Affordability. Affordability is a major barrier to abortion access in the United States. The average amount paid for an early medication abortion (up to 9 weeks’ gestation) in 2014 was $535.27 Moreover, because of federal and state restrictions, millions of people lack insurance coverage for abortion. Nonetheless, about four in 10 privately insured abortion patients use their insurance to pay for the procedure,28 and Medicaid covers abortion for low-income individuals in 16 states.29 Perversely, OTC status can have the effect of making a medication less affordable if insurance companies decline to cover it without a prescription. Moreover, although conventional wisdom suggests that OTC status encourages the development of generic alternatives that are lower in cost, this theory has not panned out in the case of emergency contraception. Advocates and policymakers must ensure, at the very least, that medication abortion does not become available OTC without adequate safeguards in place for existing insurance coverage. Ideally, this effort would proceed hand-in-hand with strategies to promote other affordable options.

Adapting current models. Accommodating self-managed medication abortion will require adaptations to ensure that clinic-based providers can play a role in supporting people who self-manage while continuing to serve those who need or want a clinic-based procedure. For example, they could serve as a source of accurate information about self-management and offer care if it is needed or wanted at any stage. This would require payment and reimbursement systems that compensate providers adequately for providing these services. Such considerations would be even more important if increasing interest in self-managed abortion leads to a decline in clinic-based care, because that decline could otherwise lead some clinics to close.

Expanding Options and Limiting Harm

Ultimately, facilitating access to self-managed medication abortion is about ensuring that all people have access to the full range of evidence-based, safe and effective options for ending a pregnancy. There will always be a need for other options, including surgical methods. Nonetheless, a growing reliance on self-managed abortion may prompt providers to shift how they think about and offer services to their clients.

Meanwhile, available data indicate that some individuals in the United States are already pursuing self-managed abortion using either misoprostol or other substances.6,28 Even as we look ahead to a future model that more fully supports a self-managed approach, we must work to ensure that people who currently seek to self-manage abortion are not punished.

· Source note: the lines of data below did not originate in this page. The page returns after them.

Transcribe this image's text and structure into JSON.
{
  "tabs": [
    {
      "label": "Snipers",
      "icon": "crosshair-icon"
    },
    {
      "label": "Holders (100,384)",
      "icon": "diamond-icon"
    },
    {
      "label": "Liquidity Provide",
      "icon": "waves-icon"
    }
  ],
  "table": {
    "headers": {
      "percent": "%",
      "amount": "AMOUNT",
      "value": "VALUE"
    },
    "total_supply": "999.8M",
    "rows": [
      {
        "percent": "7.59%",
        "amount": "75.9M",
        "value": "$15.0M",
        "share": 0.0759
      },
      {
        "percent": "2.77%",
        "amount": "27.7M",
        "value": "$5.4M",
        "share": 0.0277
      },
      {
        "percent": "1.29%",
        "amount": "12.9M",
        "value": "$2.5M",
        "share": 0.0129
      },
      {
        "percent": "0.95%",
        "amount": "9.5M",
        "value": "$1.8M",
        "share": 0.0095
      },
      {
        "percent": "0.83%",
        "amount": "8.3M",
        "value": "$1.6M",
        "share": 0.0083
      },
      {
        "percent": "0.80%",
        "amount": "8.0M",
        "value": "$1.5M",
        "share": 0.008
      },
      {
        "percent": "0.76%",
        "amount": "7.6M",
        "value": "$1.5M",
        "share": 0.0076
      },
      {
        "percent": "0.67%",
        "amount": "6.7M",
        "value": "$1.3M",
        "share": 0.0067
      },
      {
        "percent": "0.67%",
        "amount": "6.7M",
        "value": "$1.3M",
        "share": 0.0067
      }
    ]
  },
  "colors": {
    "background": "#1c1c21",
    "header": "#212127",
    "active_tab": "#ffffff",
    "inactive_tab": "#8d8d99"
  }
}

Right now, when abortion access is increasingly tied to a person’s resources and zip code, and with the likelihood that the U.S. Supreme Court will be more hostile to abortion than it has been in decades, it may seem counterintuitive to map out a forward-looking vision that positions self-managed abortion as anything more than a work-around to restrictive policy environments and decreasing access to services. But lifting the REMS on mifepristone and securing OTC status for medication abortion are advances that do not depend on state legislatures or the Supreme Court. And just as the current threats can inspire cynicism about the future of abortion access in the United States, so too should they inspire creative thinking and a desire to pursue new models. Ultimately, success depends on viewing self-managed medication abortion as an option that emphasizes reproductive freedom and personal autonomy without limiting or excluding other options.